I grew up in Scotland, a white male. Everyone looked like me in school and in my neighbourhood, until I started my first job (delivering newspapers) for the local newsagents, which was owned by an immigrant from Pakistan. He and his family were the first people I interacted with regularly who didn’t look like me. But they had the same accent I did.

Photo by Ross Sneddon on Unsplash

My parents used to also take us regularly to a favourite Chinese restaurant in Glasgow, run by immigrants from Hong Kong. It was a family business, staffed by relatives and friends from HK. I didn’t think anything special/take notice, because they also had the same accent as me.
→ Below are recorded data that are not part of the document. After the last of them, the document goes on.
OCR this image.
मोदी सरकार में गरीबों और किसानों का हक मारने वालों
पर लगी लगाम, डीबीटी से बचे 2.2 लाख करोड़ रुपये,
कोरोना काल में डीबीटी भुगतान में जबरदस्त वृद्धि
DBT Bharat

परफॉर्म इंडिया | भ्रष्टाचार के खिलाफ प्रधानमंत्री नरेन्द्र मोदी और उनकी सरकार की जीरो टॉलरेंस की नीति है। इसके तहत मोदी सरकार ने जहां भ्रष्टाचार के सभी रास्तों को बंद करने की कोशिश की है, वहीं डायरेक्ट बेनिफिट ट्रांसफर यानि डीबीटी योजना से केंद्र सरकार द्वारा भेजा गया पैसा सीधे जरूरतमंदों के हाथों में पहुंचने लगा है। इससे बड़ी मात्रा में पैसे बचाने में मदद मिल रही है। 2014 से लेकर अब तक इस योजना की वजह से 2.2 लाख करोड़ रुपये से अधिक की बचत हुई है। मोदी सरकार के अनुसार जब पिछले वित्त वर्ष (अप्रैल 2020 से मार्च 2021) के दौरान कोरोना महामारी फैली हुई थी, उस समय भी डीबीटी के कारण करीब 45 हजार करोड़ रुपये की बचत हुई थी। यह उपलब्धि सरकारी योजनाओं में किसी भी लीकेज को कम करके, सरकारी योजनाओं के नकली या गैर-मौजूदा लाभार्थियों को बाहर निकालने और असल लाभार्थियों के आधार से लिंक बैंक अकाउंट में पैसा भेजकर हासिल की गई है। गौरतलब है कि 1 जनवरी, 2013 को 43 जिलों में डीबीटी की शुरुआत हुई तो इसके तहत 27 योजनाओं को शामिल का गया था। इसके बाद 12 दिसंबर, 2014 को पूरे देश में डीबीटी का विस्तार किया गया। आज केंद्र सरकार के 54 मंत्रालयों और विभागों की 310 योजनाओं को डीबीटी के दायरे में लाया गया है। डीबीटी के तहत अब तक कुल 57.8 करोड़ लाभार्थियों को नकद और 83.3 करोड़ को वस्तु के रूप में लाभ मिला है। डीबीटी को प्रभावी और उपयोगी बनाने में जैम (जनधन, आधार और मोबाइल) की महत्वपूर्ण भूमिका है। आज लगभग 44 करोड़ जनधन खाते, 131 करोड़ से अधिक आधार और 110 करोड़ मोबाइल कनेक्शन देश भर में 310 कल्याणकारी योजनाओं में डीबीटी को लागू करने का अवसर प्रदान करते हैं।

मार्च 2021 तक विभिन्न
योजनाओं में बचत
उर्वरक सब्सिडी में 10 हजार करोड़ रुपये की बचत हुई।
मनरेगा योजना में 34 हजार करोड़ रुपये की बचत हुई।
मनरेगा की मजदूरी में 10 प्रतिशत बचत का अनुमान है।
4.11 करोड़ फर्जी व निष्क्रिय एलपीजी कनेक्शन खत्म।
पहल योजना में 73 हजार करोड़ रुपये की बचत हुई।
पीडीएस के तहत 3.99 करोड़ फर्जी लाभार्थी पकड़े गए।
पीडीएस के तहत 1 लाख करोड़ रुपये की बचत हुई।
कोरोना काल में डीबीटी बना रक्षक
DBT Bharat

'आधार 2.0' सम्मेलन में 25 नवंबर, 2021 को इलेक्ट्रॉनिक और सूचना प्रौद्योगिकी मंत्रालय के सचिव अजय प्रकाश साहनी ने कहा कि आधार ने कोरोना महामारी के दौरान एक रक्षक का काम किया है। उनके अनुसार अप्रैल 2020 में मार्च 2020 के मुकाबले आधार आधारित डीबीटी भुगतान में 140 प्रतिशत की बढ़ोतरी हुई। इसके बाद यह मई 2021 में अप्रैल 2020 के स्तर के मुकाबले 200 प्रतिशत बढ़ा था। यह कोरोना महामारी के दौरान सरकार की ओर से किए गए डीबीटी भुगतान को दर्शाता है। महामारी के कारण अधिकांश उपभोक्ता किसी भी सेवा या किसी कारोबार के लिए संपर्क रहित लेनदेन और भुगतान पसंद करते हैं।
I never questioned why people from Pakistan or Hong Kong would live in the UK. I just assumed everyone I met in Scotland (unless they were obviously a tourist!), was Scottish, until they said otherwise.

History I Didn’t Know

I didn’t know the history of the British Empire, the impact that the UK on so many places, going back hundred’s of years. In school we learned Egypt/Greece/Rome, then the roughly 700(?) years of fighting in the British Isles before the United Kingdom was formed. Then World War 1 and it’s origins. Then World War 2 and it’s aftermath in the UK. Communism was lightly covered across WW1-WW2. And that’s all.

British Empire in 1945

I didn’t learn about colonies in the Caribbean, the founding of Canada, or immigration to the US. I “learned” about the founding of America from movies. I heard of the American Civil War, but didn’t know the details.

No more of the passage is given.